А гамбургеры и воду после коротких препирательств купил Рауль Витман. Он поджидал Рича на перекрёстке, с недовольным видом придерживая на руле велика пакет с эмблемой KFC.
— Я взял два фиша, — сказал он, отталкиваясь ногой от асфальта. — Они большие и дешёвые... С тебя четыре бакса, вода за мой счёт, ты же спальник даёшь...

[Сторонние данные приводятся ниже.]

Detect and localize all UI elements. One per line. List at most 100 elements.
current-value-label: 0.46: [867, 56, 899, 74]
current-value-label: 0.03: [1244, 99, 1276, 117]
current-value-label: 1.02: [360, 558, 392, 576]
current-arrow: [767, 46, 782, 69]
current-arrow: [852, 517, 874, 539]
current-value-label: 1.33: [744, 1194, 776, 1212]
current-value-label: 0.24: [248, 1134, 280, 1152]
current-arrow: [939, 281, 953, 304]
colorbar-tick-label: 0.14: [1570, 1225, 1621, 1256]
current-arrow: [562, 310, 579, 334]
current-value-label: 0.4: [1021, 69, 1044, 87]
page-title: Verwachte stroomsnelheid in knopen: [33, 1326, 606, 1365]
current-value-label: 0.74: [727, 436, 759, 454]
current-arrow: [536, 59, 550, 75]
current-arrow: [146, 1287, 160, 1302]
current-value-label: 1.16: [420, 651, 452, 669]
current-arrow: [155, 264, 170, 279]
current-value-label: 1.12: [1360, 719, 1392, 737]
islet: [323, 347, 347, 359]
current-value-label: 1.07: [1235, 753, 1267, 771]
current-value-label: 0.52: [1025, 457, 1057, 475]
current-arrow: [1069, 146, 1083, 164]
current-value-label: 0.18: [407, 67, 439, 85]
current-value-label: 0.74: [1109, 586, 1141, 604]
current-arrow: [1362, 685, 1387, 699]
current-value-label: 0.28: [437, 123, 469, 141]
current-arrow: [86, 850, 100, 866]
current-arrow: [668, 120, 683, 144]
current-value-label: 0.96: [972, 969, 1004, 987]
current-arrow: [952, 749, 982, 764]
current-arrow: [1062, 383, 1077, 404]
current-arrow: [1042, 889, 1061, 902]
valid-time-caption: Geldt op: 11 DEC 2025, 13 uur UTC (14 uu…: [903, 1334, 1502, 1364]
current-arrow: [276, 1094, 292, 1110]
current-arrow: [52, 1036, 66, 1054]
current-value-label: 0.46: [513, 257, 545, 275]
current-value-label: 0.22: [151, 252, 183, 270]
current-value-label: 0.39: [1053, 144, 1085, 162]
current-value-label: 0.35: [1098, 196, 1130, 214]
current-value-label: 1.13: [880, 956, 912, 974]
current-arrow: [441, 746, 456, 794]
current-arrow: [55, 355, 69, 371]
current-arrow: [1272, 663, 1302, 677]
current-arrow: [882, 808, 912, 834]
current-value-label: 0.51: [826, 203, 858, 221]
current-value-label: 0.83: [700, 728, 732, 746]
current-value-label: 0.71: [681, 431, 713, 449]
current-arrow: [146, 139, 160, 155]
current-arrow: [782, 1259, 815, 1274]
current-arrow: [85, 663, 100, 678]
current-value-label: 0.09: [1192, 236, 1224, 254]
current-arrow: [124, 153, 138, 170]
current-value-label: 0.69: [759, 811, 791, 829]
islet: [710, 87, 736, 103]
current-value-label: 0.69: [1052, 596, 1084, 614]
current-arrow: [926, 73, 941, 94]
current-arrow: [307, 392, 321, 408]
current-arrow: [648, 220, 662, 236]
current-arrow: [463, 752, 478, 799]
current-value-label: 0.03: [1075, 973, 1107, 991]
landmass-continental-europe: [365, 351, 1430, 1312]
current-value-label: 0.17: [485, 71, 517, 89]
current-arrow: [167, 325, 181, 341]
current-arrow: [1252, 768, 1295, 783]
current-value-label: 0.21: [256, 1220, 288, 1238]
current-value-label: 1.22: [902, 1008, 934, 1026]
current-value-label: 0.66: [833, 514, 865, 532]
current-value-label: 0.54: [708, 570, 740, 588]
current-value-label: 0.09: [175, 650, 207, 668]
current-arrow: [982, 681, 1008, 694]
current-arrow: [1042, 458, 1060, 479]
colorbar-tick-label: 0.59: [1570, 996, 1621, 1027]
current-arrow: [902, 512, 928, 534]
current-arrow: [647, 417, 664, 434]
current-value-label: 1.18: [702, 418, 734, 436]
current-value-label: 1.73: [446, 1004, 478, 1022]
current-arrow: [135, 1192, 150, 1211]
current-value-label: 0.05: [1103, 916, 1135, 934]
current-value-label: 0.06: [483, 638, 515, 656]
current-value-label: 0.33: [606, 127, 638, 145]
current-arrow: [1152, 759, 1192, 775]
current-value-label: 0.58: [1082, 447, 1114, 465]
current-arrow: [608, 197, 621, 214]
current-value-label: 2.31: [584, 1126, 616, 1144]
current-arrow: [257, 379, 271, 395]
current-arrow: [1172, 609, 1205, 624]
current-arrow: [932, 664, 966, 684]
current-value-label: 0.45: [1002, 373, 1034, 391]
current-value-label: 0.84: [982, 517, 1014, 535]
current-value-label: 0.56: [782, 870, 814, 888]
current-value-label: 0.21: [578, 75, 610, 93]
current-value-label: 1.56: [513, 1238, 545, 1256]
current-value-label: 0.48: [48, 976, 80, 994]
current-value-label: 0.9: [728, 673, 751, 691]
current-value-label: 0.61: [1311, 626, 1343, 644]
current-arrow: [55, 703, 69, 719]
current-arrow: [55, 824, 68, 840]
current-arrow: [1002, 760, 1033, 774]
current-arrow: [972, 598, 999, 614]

— Сейчас скину, — Рич тоже оттолкнулся и они покатили по велосипедной тропинке. Рич рулил одной рукой, второй разбираясь с деньгами; вскоре мобильник Рауля вякнул "й-йе-э!", давая понять, что деньги пришли.
На выезде из города стояла чёрная, угловато-гранёная коробка бронемашины. Кругом — никого, но мальчишки, холодея, буквально ощутили, что оттуда, изнутри, через холодные линзы приборов их провожают пристальные взгляды.
...А куда это поехали мальчишки с пакетом еды и одним спальником? Гм... остановить, допросить, проверить...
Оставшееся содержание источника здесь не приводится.